Researchers noted that as subsequent data matures, the median OS is expected to extend further.

Further Considerations on the Global HARMONi-3 Study

Regarding differences between age subgroups, the OS HR was higher for patients over 65 compared to those under 65 (0.93 vs. 0.43). This trend is consistent with prior PFS results (0.88 vs. 0.40). Researchers attributed this to greater baseline inconsistencies in older patients, such as target lesion size and brain metastasis status.

Furthermore, in other Phase III studies like HARMONi, HARMONi-A, and HARMONi-2, differences between age subgroups were minimal. The median baseline age in the KEYNOTE-407 study was 65 years, which is similar to the 64-year median age in the HARMONi-6 study. Therefore, it is anticipated that the median age in the HARMONi-3 study will also be around 65 years.
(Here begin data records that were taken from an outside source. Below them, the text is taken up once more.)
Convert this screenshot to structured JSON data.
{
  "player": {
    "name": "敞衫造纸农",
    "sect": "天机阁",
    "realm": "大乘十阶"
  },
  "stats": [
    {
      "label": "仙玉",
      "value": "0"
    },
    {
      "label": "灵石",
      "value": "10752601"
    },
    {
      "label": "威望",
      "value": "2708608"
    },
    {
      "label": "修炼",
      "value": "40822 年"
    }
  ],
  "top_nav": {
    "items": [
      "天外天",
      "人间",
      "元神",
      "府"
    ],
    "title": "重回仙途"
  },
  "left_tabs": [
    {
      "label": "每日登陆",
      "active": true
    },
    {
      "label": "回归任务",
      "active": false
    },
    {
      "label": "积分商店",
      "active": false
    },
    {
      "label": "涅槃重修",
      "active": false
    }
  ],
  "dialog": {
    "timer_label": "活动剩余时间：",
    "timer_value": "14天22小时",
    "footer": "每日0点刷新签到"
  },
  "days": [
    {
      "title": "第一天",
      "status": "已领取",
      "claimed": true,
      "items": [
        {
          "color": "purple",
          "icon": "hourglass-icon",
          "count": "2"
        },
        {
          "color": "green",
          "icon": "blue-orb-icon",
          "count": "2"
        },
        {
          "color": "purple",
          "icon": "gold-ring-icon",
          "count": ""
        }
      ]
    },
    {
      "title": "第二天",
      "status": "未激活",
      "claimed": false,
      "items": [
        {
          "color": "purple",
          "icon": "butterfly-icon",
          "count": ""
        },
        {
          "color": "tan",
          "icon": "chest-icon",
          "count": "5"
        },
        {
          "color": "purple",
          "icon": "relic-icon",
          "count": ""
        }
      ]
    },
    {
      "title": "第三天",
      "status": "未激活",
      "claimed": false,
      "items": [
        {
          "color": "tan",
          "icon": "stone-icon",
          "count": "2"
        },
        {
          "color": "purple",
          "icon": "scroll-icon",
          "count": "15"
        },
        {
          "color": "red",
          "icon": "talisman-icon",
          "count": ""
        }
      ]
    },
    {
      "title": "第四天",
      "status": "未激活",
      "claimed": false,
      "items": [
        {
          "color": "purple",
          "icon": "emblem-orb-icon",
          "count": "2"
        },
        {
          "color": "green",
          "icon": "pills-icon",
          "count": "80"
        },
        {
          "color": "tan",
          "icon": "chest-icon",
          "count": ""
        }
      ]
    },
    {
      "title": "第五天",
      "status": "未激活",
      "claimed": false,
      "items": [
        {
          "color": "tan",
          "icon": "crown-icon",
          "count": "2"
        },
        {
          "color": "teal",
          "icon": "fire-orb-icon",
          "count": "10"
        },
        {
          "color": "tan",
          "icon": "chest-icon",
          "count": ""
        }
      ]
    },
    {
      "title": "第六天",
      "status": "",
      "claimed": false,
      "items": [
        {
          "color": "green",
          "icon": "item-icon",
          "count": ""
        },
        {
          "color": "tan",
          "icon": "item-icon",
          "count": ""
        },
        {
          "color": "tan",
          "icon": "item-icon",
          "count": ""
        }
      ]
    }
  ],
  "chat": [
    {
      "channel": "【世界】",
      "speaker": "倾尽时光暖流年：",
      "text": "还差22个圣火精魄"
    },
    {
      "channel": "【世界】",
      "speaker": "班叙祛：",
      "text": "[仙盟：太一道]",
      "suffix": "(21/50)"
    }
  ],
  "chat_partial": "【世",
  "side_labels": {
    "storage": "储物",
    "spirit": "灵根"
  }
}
Concerning subsequent therapies, post-progression treatments in the HARMONi-6 study included immuno-oncology agents, targeted therapies, and antibody-drug conjugates. The control group had a higher proportion of patients receiving innovative therapies in later lines, suggesting the actual survival benefit improvement for the treatment group might be even greater.

In summary, the report maintains a cautiously optimistic stance on the HARMONi-3 study, advising close attention to the final PFS analysis and interim OS analysis expected in the second half of 2026.